Nous sommes allés soutenir notre ami Olivier Thérondel qui passait hier vendredi 21 mars 2014 devant la justice pour avoir dénoncé, lors de l’affaire Cahuzac, les anomalies, les dysfonctionnements de la celluleTracfin, l’organisme du ministère des finances dédié à la lutte contre le blanchiment, l’évasion fiscale.
Olivier Thérondel et Pierre Mathon à la sortie du Palais de Justice, hier soir
Nous étions une bonne vingtaine dont Marilou Brossier et Catherine Denis.
Dans un premier temps, le choc est moral. Pourquoi cela doit être à celui qui a alerté l’opinion à rendre des comptes à la justice ?
Olivier a pourtant simplement réagi en citoyen, lorsqu’il s’est aperçu que la cellule dans laquelle il travaillait, qui avait justement pour mission de lutter contre la délinquance financière refusait de traiter « normalement » l’information dont elle disposait parce que le mis en cause était le ministre de tutelle (finances).
Cette aberration n’a pas été vraiment mise en évidence lors de l’audience qui s’est déroulée sous nos yeux.
On a assisté à une sorte d’inversion des charges et des valeurs.
L’accusé n’était pas le voleur, le menteur, le délinquant qui avait volé son pays, menti sous serment, ...

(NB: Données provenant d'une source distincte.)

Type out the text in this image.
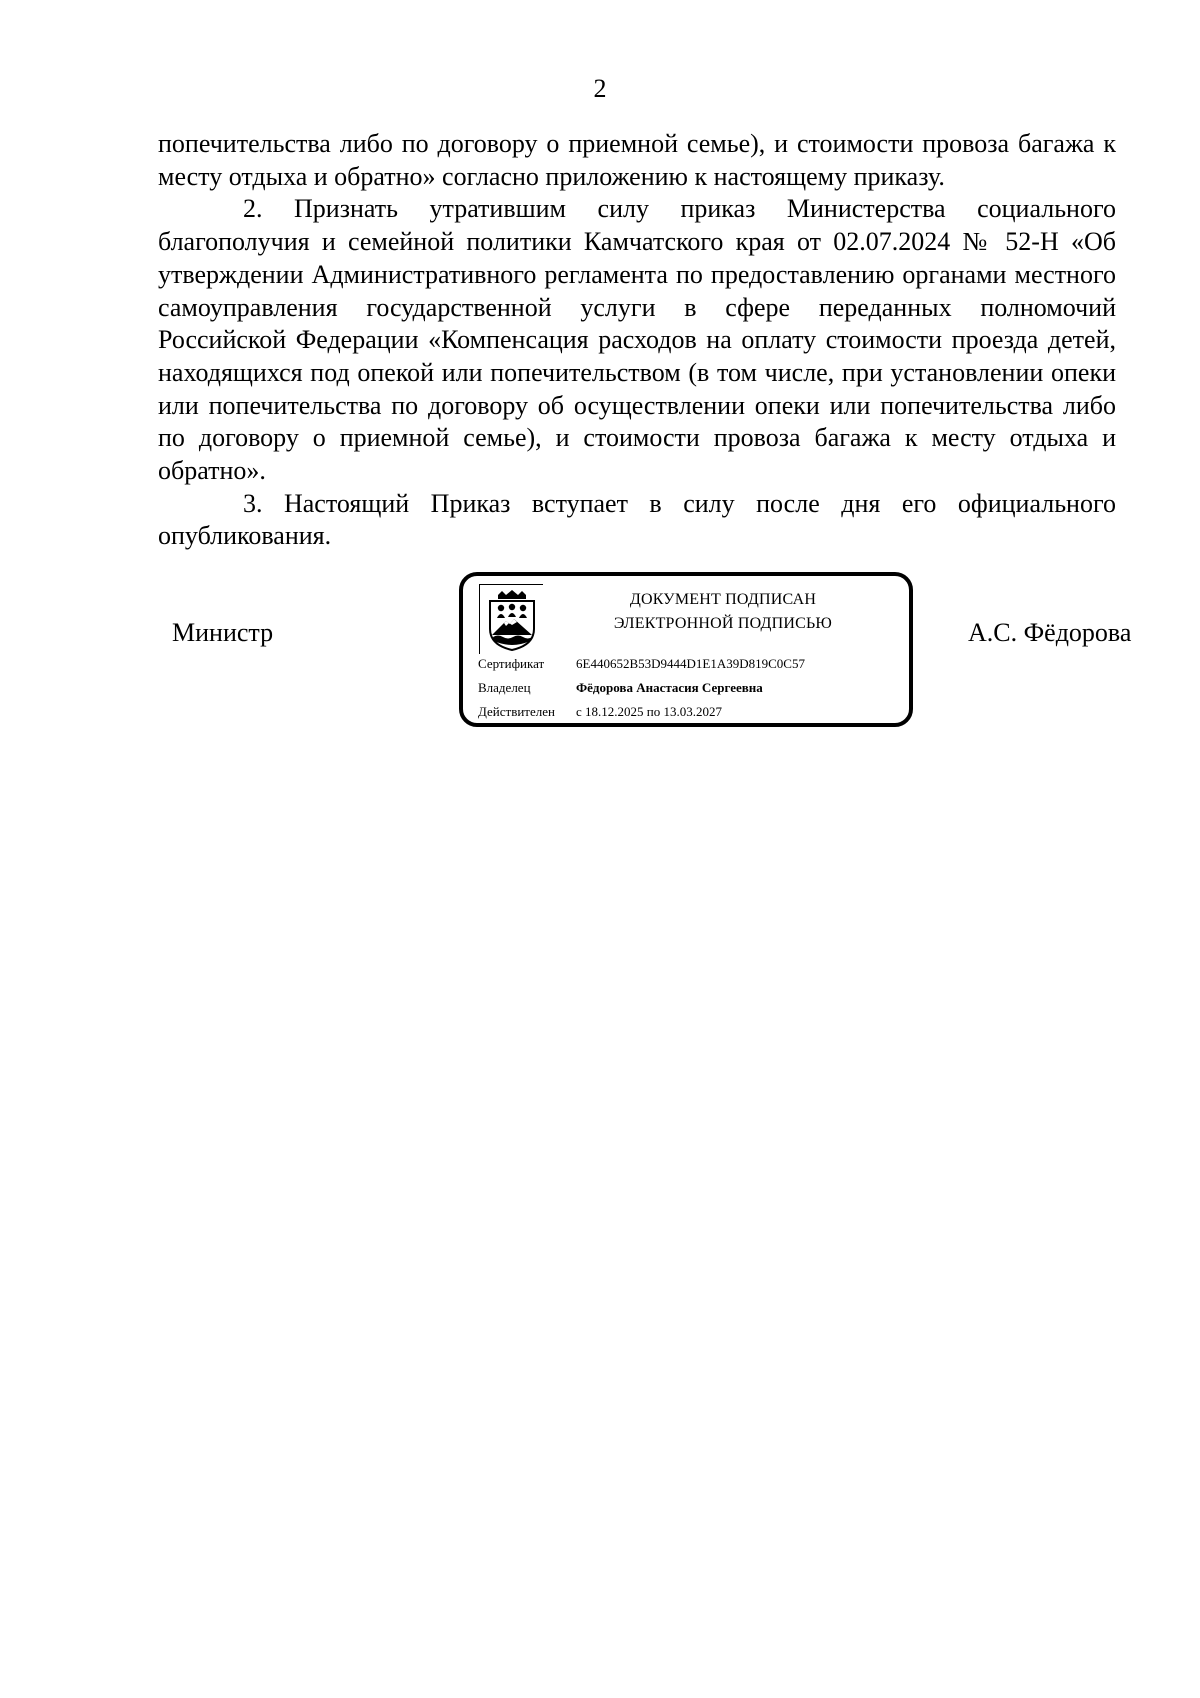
2

попечительства либо по договору о приемной семье), и стоимости провоза багажа к месту отдыха и обратно» согласно приложению к настоящему приказу.

2. Признать утратившим силу приказ Министерства социального благополучия и семейной политики Камчатского края от 02.07.2024 № 52-Н «Об утверждении Административного регламента по предоставлению органами местного самоуправления государственной услуги в сфере переданных полномочий Российской Федерации «Компенсация расходов на оплату стоимости проезда детей, находящихся под опекой или попечительством (в том числе, при установлении опеки или попечительства по договору об осуществлении опеки или попечительства либо по договору о приемной семье), и стоимости провоза багажа к месту отдыха и обратно».

3. Настоящий Приказ вступает в силу после дня его официального опубликования.

Министр
ДОКУМЕНТ ПОДПИСАН
ЭЛЕКТРОННОЙ ПОДПИСЬЮ
Сертификат 6E440652B53D9444D1E1A39D819C0C57
Владелец	Фёдорова Анастасия Сергеевна
Действителен с 18.12.2025 по 13.03.2027
А.С. Фёдорова
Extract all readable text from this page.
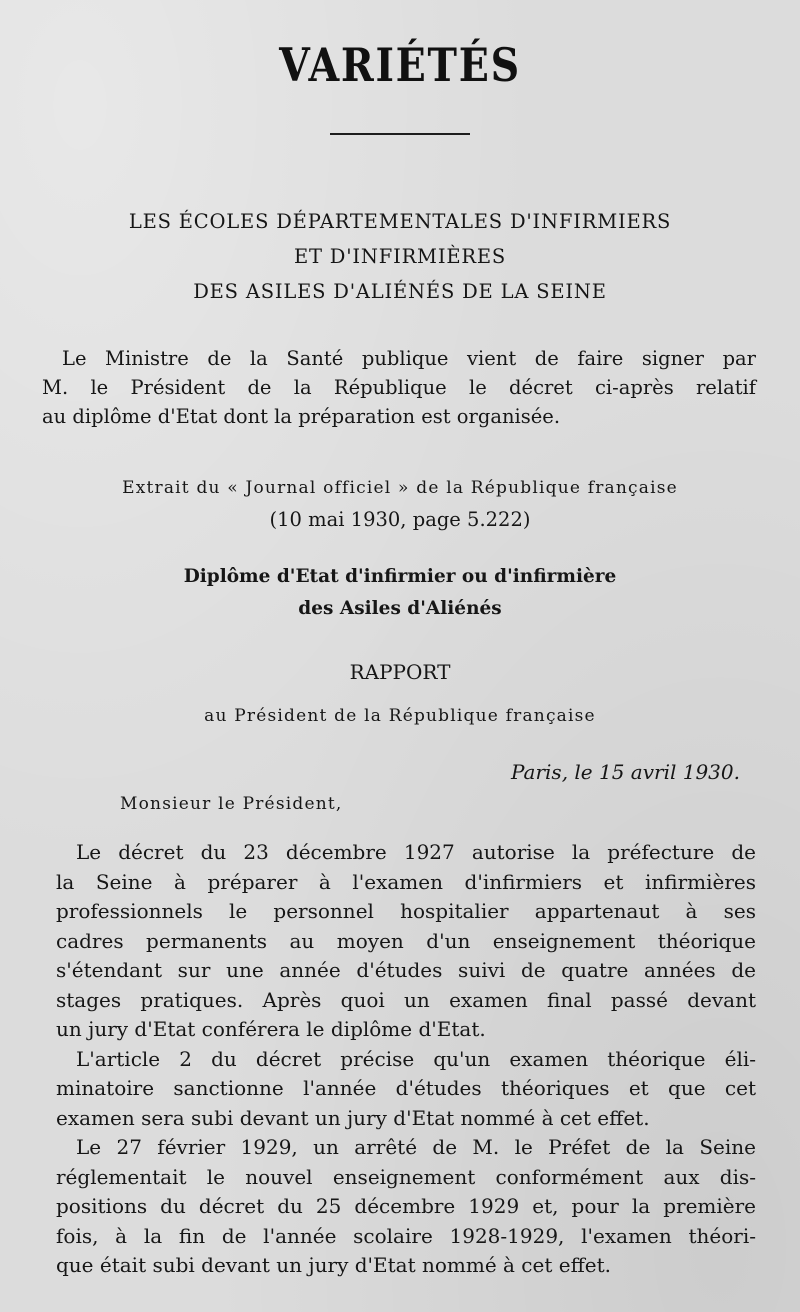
VARIÉTÉS
LES ÉCOLES DÉPARTEMENTALES D'INFIRMIERS
ET D'INFIRMIÈRES
DES ASILES D'ALIÉNÉS DE LA SEINE
Le Ministre de la Santé publique vient de faire signer par
M. le Président de la République le décret ci-après relatif
au diplôme d'Etat dont la préparation est organisée.
Extrait du « Journal officiel » de la République française
(10 mai 1930, page 5.222)
Diplôme d'Etat d'infirmier ou d'infirmière
des Asiles d'Aliénés
RAPPORT
au Président de la République française
Paris, le 15 avril 1930.
Monsieur le Président,
Le décret du 23 décembre 1927 autorise la préfecture de
la Seine à préparer à l'examen d'infirmiers et infirmières
professionnels le personnel hospitalier appartenaut à ses
cadres permanents au moyen d'un enseignement théorique
s'étendant sur une année d'études suivi de quatre années de
stages pratiques. Après quoi un examen final passé devant
un jury d'Etat conférera le diplôme d'Etat.
L'article 2 du décret précise qu'un examen théorique éli-
minatoire sanctionne l'année d'études théoriques et que cet
examen sera subi devant un jury d'Etat nommé à cet effet.
Le 27 février 1929, un arrêté de M. le Préfet de la Seine
réglementait le nouvel enseignement conformément aux dis-
positions du décret du 25 décembre 1929 et, pour la première
fois, à la fin de l'année scolaire 1928-1929, l'examen théori-
que était subi devant un jury d'Etat nommé à cet effet.
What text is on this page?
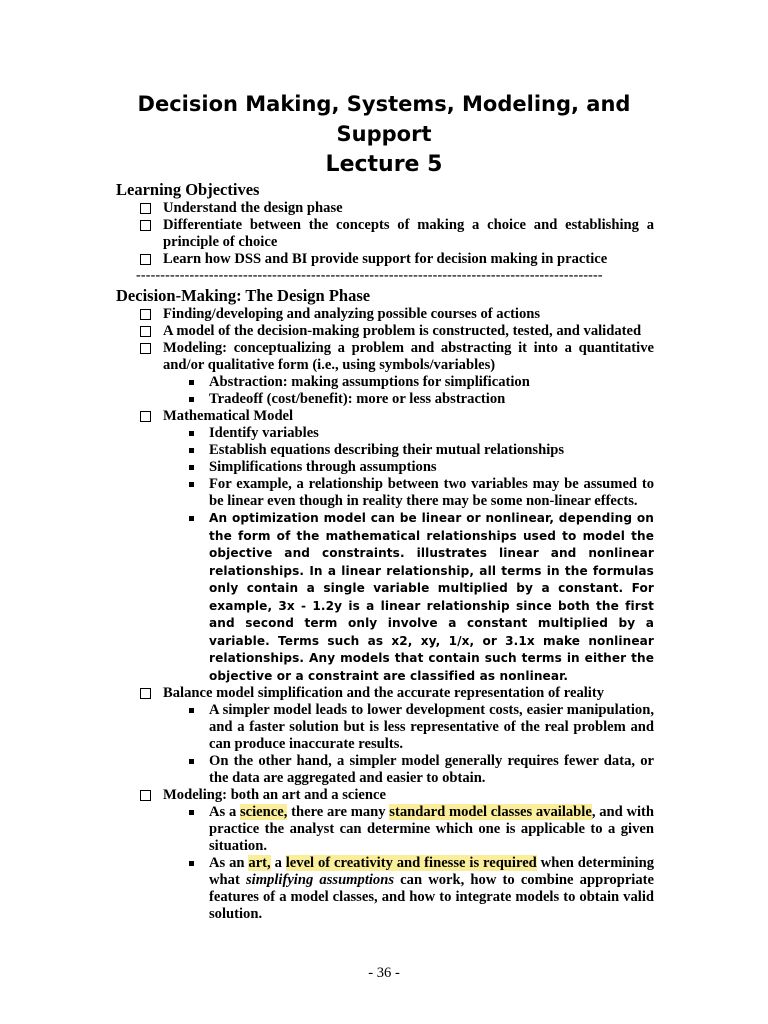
Decision Making, Systems, Modeling, and
Support
Lecture 5

Learning Objectives

Understand the design phase
Differentiate between the concepts of making a choice and establishing a principle of choice
Learn how DSS and BI provide support for decision making in practice
------------------------------------------------------------------------------------------------

Decision-Making: The Design Phase

Finding/developing and analyzing possible courses of actions
A model of the decision-making problem is constructed, tested, and validated
Modeling: conceptualizing a problem and abstracting it into a quantitative and/or qualitative form (i.e., using symbols/variables)
Abstraction: making assumptions for simplification
Tradeoff (cost/benefit): more or less abstraction
Mathematical Model
Identify variables
Establish equations describing their mutual relationships
Simplifications through assumptions
For example, a relationship between two variables may be assumed to be linear even though in reality there may be some non-linear effects.
An optimization model can be linear or nonlinear, depending on the form of the mathematical relationships used to model the objective and constraints. illustrates linear and nonlinear relationships. In a linear relationship, all terms in the formulas only contain a single variable multiplied by a constant. For example, 3x - 1.2y is a linear relationship since both the first and second term only involve a constant multiplied by a variable. Terms such as x2, xy, 1/x, or 3.1x make nonlinear relationships. Any models that contain such terms in either the objective or a constraint are classified as nonlinear.
Balance model simplification and the accurate representation of reality
A simpler model leads to lower development costs, easier manipulation, and a faster solution but is less representative of the real problem and can produce inaccurate results.
On the other hand, a simpler model generally requires fewer data, or the data are aggregated and easier to obtain.
Modeling: both an art and a science
As a science, there are many standard model classes available, and with practice the analyst can determine which one is applicable to a given situation.
As an art, a level of creativity and finesse is required when determining what simplifying assumptions can work, how to combine appropriate features of a model classes, and how to integrate models to obtain valid solution.
- 36 -
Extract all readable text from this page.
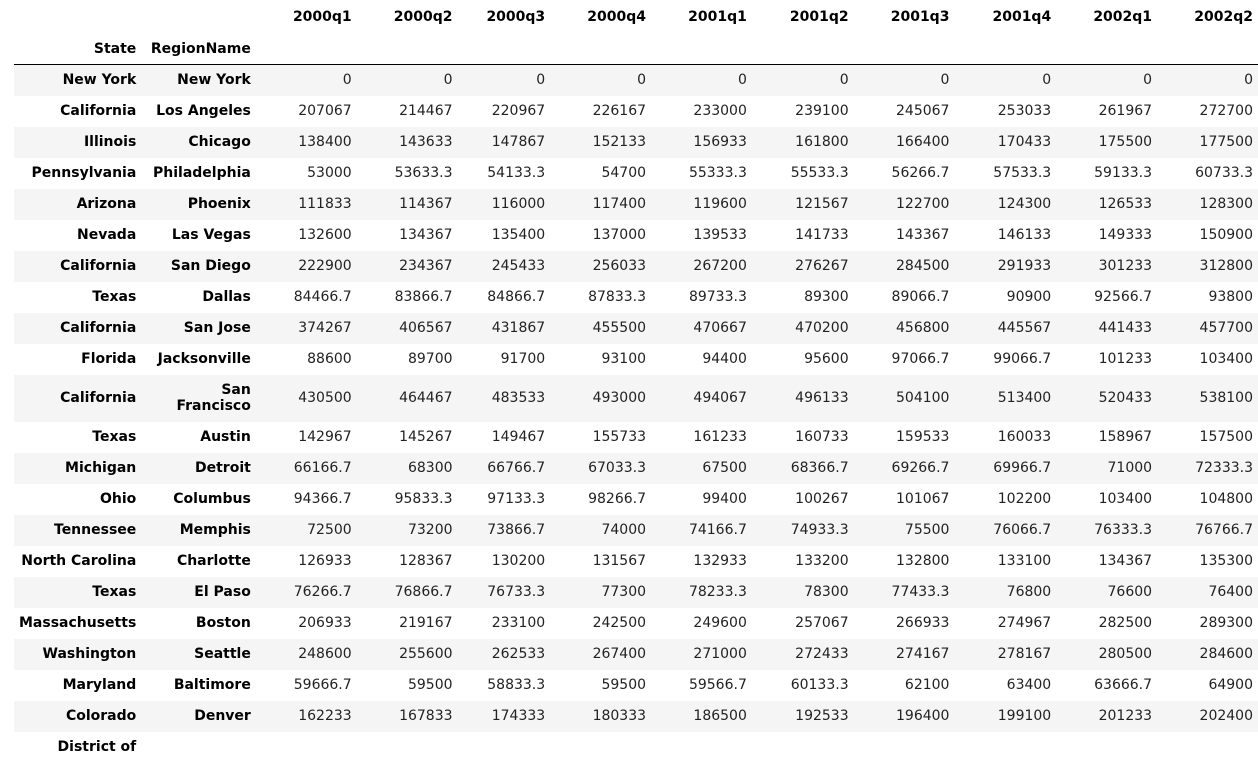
		2000q1	2000q2	2000q3	2000q4	2001q1	2001q2	2001q3	2001q4	2002q1	2002q2
State	RegionName										
New York	New York	0	0	0	0	0	0	0	0	0	0
California	Los Angeles	207067	214467	220967	226167	233000	239100	245067	253033	261967	272700
Illinois	Chicago	138400	143633	147867	152133	156933	161800	166400	170433	175500	177500
Pennsylvania	Philadelphia	53000	53633.3	54133.3	54700	55333.3	55533.3	56266.7	57533.3	59133.3	60733.3
Arizona	Phoenix	111833	114367	116000	117400	119600	121567	122700	124300	126533	128300
Nevada	Las Vegas	132600	134367	135400	137000	139533	141733	143367	146133	149333	150900
California	San Diego	222900	234367	245433	256033	267200	276267	284500	291933	301233	312800
Texas	Dallas	84466.7	83866.7	84866.7	87833.3	89733.3	89300	89066.7	90900	92566.7	93800
California	San Jose	374267	406567	431867	455500	470667	470200	456800	445567	441433	457700
Florida	Jacksonville	88600	89700	91700	93100	94400	95600	97066.7	99066.7	101233	103400
California	San Francisco	430500	464467	483533	493000	494067	496133	504100	513400	520433	538100
Texas	Austin	142967	145267	149467	155733	161233	160733	159533	160033	158967	157500
Michigan	Detroit	66166.7	68300	66766.7	67033.3	67500	68366.7	69266.7	69966.7	71000	72333.3
Ohio	Columbus	94366.7	95833.3	97133.3	98266.7	99400	100267	101067	102200	103400	104800
Tennessee	Memphis	72500	73200	73866.7	74000	74166.7	74933.3	75500	76066.7	76333.3	76766.7
North Carolina	Charlotte	126933	128367	130200	131567	132933	133200	132800	133100	134367	135300
Texas	El Paso	76266.7	76866.7	76733.3	77300	78233.3	78300	77433.3	76800	76600	76400
Massachusetts	Boston	206933	219167	233100	242500	249600	257067	266933	274967	282500	289300
Washington	Seattle	248600	255600	262533	267400	271000	272433	274167	278167	280500	284600
Maryland	Baltimore	59666.7	59500	58833.3	59500	59566.7	60133.3	62100	63400	63666.7	64900
Colorado	Denver	162233	167833	174333	180333	186500	192533	196400	199100	201233	202400
District of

L’accusé n’était pas non plus le responsable de la cellule qui a traité les informations concernant les actes délictueux de son ministre avec la plus grande lenteur …
L’accusé était celui qui a dénoncé le fait que la cellule ne remplissait pas sa mission dès lors qu’il s’agissait d’une personnalité « exposée ».
Le parquet a requis ce vendredi trois mois de prison avec sursis à son encontre.
On a compris qu’il fallait tuer dans l’œuf toute nouvelle velléité de zèle et d’honnêteté parmi les agents de Tracfin.
On a compris aussi que l’expression de La Fontaine :
« Selon que vous serez puissant ou misérable,
Les jugements de cour vous rendront blanc ou noir »
est encore malheureusement d’actualité.
Rappel des faits :
Sur un blog hébergé par Mediapart, Olivier Thérondel avait publié, les 22 et 26 avril 2013, deux billets, qui mettaient en cause les consignes de sa hiérarchie et des lenteurs présumées dans le suivi du dossier de Jérôme Cahuzac. L'ancien ministre du Budget avait été contraint à la démission, le 19 mars 2013, après avoir menti pendant des mois sur l'existence d'un compte bancaire lui appartenant à l'étranger.
Olivier Thérondel a enregistré le 5 avril, dans le cadre de son travail à Tracfin, une « déclaration de soupçon » relative au rapatriement en France de 685.000 euros par M. Cahuzac depuis un établissement bancaire situé à Singapour. Il explique que lorsqu'ont été transmises à Tracfin les informations relatives aux transferts effectifs, son supérieur direct l'a enjoint, oralement, de ne plus effectuer d'opérations liées aux comptes de Jérôme Cahuzac. Il s’est donc inquiété de cette situation, de même, a-t-il dit à l'audience, du fait que l'ensemble de ces informations ne faisait pas l'objet d'un signalement au parquet.
À l’audience :
À noter une déclaration très claire d’Edwy Plenel de Médiapart, entendu comme témoin, sur le rôle respectif des médias et des lanceurs d’alerte.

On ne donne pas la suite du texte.